Bolsonaro disse, em evento, que não vai privatizar a Ceagesp. Em nota, o governo de SP relembra que decisão de vender a estatal foi tomada pelo próprio presidente no ano passado. A Ceagesp é o maior entreposto de alimentos da América Latina e pertence ao governo federal desde 1997.

Após declaração do presidente Jair Bolsonaro (sem partido) de que não vai privatizar a Ceagesp, a gestão do governador de São Paulo, João Doria (PSDB), afirmou nesta terça-feira (15) que foi o presidente que incluiu o entreposto no pacote nacional de desestatização.

Em referência a projeto do governo estadual que tenta transferir a administração da Ceagesp para empresas privadas, Bolsonaro disse que “nenhum rato vai sucatear [o entreposto] pra privatizar pros seus amigos”. Para Doria, Bolsonaro está se referindo a si mesmo.

“Bolsonaro deve estar se referindo a si mesmo e ao seu próprio governo. O presidente assinou no ano passado o decreto 10.045, que inclui a Ceagesp no Programa de Parcerias de Investimentos (PPI) do Governo Federal, conforme o site da União: https://www.ppi.gov.br/desestatizacao-da-ceagesp. O presidente precisa indicar aos órgãos de controle quem é esse “rato” que está no Governo Federal e se beneficiaria da medida. Se não fizer isso, estará prevaricando”, diz nota do governo de São Paulo.

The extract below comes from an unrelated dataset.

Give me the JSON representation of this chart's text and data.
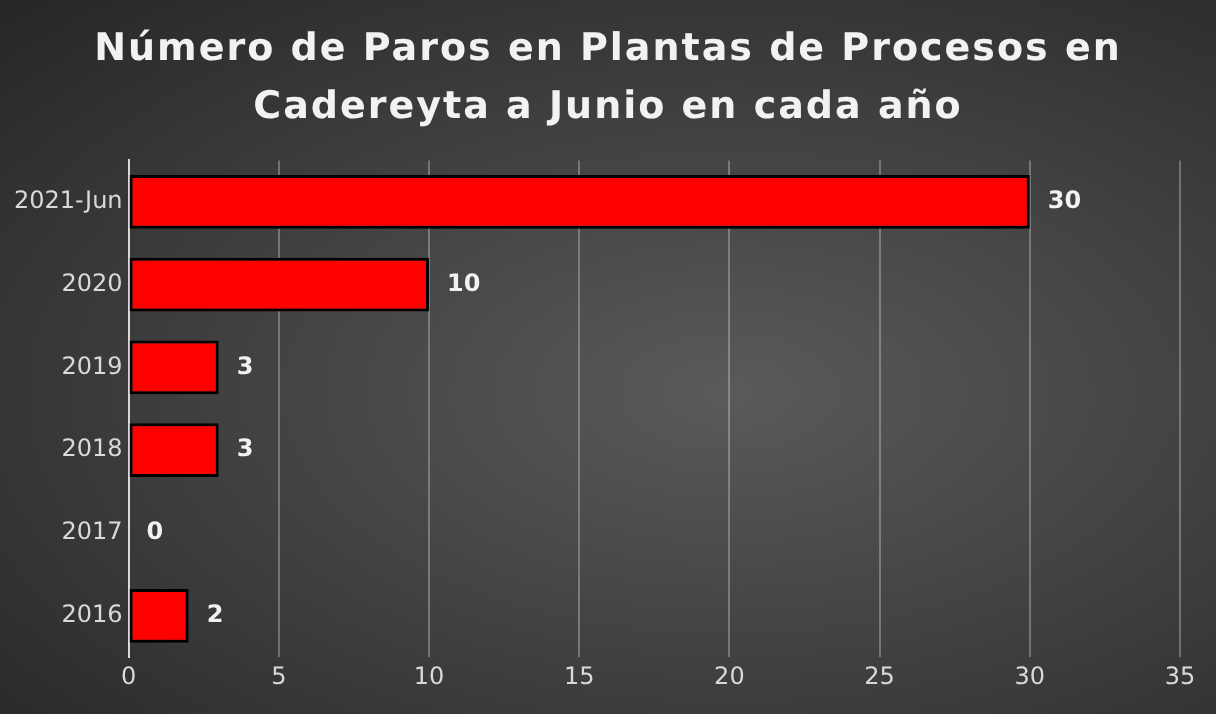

A Ceagesp, na Vila Leopoldina, Zona Oeste de São Paulo, é a maior central de abastecimento de frutas e verduras da América Latina . Em 1997, foi federalizada e vinculada ao Ministério da Agricultura, Pecuária e Abastecimento e, em 2019, ao Ministério da Economia. O governo estadual quer que o entreposto seja administrado por empresas privadas em outro endereço na Grande São Paulo.

O entreposto ocupa uma área de 60 mil metros quadrados na Vila Leopoldina, uma região que teve alta valorização imobiliária nos últimos anos. A região também sofre com alagamentos e é alvo de reclamações de moradores de prédios, que se incomodam com o intenso trânsito de caminhões na área.

Em 2019, o governador de São Paulo, João Doria (PSDB), e o então secretário especial de Desestatização do governo Bolsonaro, Salim Mattar, assinaram um acordo para fechar a Ceagesp e transferir o entreposto para outro endereço, que seria construído e administrado por empresas privadas em um terreno às margens do Rodoanel Mário Covas.

A promessa de Doria é entregar a nova sede da Ceagesp até 2024. O governo do estado de São Paulo diz que mantinha as tratativas para viabilizar o novo projeto de mudança da Ceagesp, alinhadas com o governo federal.

Durante a inauguração da torre do relógio do entreposto nesta terça, Bolsonaro, sem máscara e com uma criança fardada no colo, disse que está “desratizando o Brasil” e não vai deixar que a Ceagesp seja privatizada. “Aqui era um ninho de rato. Aqui tem que começar com trabalho de polícia. Porque tem muito bandido aqui dentro”, disse.

“A Ceagesp aqui uma mudança, é um novo paradigma e aqui, quando se fala em privatização eu quero deixar bem claro. Enquanto eu for o presidente da República essa é a casa de vocês. Nenhum rato vai sucatear isso aqui pra privatizar pros seus amigos, não tem espaço pra isso aqui. Deixo bem claro”, completou.

Histórico
Criada em 1969, a Ceagesp completou 50 anos de funcionamento no ano passado. Ela é uma empresa pública federal, sob a forma de sociedade anônima. Mas nem sempre foi assim.

Nascida da fusão entre o Centro Estadual de Abastecimento (Ceasa) e a Companhia de Armazéns Gerais do Estado de São Paulo (Cagesp), a Ceagesp foi do governo estadual de São Paulo até 1996. Naquele ano, devido uma dívida de R$ 180 milhões com o Banespa, o governo estadual anunciou que leiloaria a central na Bolsa de Valores. No entanto, não apareceu nenhum comprador.

A Ceagesp passou a ser federal em 1997, quando o patrimônio da empresa entrou como pagamento da dívida que o estado de São Paulo tinha com a União. No mesmo ano, o governo federal incluiu a empresa no Programa Nacional de Desestatização, com o objetivo de privatiza-la, mas isso nunca aconteceu.